Pulling out IDs from objects and back also -- Part II
The last post about JQ was about converting data in object keys to attributes and back again. Because objects usually have mulitple keys this also implies conversion between one object and an array of objects.
This time the data is readily available as attributes and can be addressed with
a simple .attr
expression. Also the (initial) focus is a single object. But even then
there are some nifty things to be explained.
One Object
Given this example input:
{
"id": "foo",
"data": {
"x1": 42,
"x2": 127
}
}
the expected result is:
{
"id": "foo",
"x1": 42,
"x2": 127
}
The most direct way to do this is this filter:
.data.id = .id | .data
although the id
attribute is added at the end – which is semantically the
same JSON, but might occassionaly annoy the human reader (like me). But there’s
an easy fix for this:
{id} + .data
And it’s shorter too!
If the key id
should be renamed in the lower object, then the syntactic
abbreviation {id}
must be expanded like this:
{new_id: .id} + .data
So merging objects using +
allows me to control the order of the keys.
The reverse operation is this:
{ id, data: del(.id) }
This time there are no more tricks up the sleeve.
With Arrays
If data
is not an object itself but an array of objects then pushing id
down is also easily possible. Given this input
{
"id": "foo",
"data": [
{
"x1": 42,
"x2": 127
},
{
"x1": 123,
"x2": 456
}
]
}
the expected output is this:
[
{
"id": "foo",
"x1": 42,
"x2": 127
},
{
"id": "foo",
"x1": 123,
"x2": 456
}
]
This can be done easily using this filter:
[ {id} + .data[] ]
At first glace the reverse operation is also easy:
{
id: .[0].id,
data: map(del(.id))
}
Indeed this reverses the output given above to its original input. But clearly
it works only correctly when all id
values are identical.
But if the id
values are not identical?
So given this input
[
{
"id": "foo",
"x1": 42
},
{
"id": "foo",
"y1": 123
},
{
"id": "bar",
"z1": 999
}
]
the expected outut is this:
[
{
"id": "bar",
"data": [
{
"z1": 999
}
]
},
{
"id": "foo",
"data": [
{
"x1": 42
},
{
"y1": 123
}
]
}
]
A simple solution is to group the input array by .id
and apply the above
filter to each group like this:
group_by(.id) | map({id: .[0].id, data: map(del(.id))})

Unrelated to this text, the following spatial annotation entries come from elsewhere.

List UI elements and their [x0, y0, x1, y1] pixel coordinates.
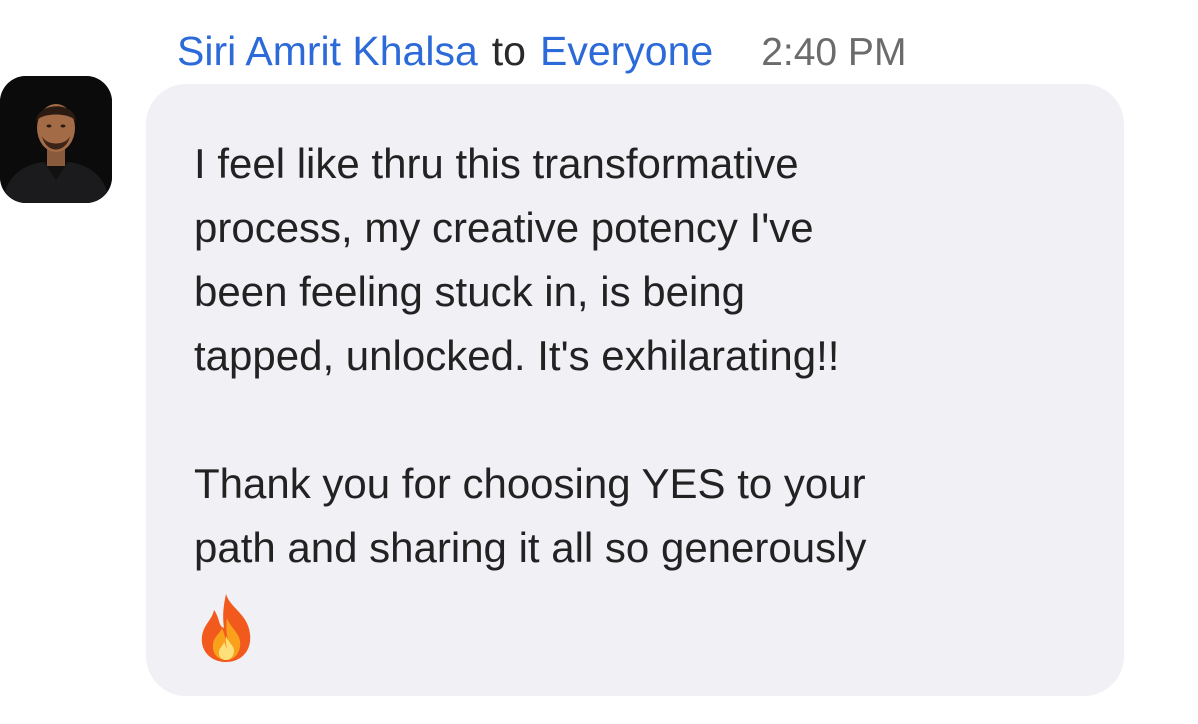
message-paragraph: I feel like thru this transformative pro…	[194, 132, 1084, 388]
to-label: to	[491, 28, 526, 74]
avatar[interactable]	[0, 76, 112, 203]
message-paragraph: Thank you for choosing YES to your path …	[194, 452, 1084, 580]
message-line: process, my creative potency I've	[194, 204, 814, 251]
message-bubble[interactable]: I feel like thru this transformative pro…	[146, 84, 1124, 696]
message-line: been feeling stuck in, is being	[194, 268, 746, 315]
message-line: tapped, unlocked. It's exhilarating!!	[194, 332, 840, 379]
message-line: I feel like thru this transformative	[194, 140, 799, 187]
chat-message: Siri Amrit Khalsa to Everyone 2:40 PM I …	[0, 0, 1198, 724]
sender-name[interactable]: Siri Amrit Khalsa	[177, 28, 478, 75]
recipient-name[interactable]: Everyone	[540, 28, 713, 75]
fire-icon	[194, 592, 258, 664]
avatar-photo	[0, 76, 112, 203]
timestamp: 2:40 PM	[761, 31, 907, 74]
message-line: path and sharing it all so generously	[194, 524, 867, 571]
message-header: Siri Amrit Khalsa to Everyone 2:40 PM	[177, 28, 906, 76]
message-line: Thank you for choosing YES to your	[194, 460, 866, 507]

There is a very similar filter in the last post, which
could be optimized into one reduce
filter. That’s not the case here! The
difference is that the reduce
filter produces an object where the keys
themself contain the data and these keys are also used by reduce
for
grouping the data. But the output format in this case requires additional
postprosessing anyways – so I think the group_by|map
solution is the best
solution here.
Note that I present this solution ony for completeness sake because I see no
practical use for this output format. Either I’d use the output of
pullout_groups_by
where I can access the data directly with a key. In this
case the additional data
container is just noise. Or I’d use the output of
group_by(.id)
directly.
Summary
Using the +
expression avoids the clumsy “assign and extract value” idiom.
Controlling the order of the attributes is a nice extra on top of that.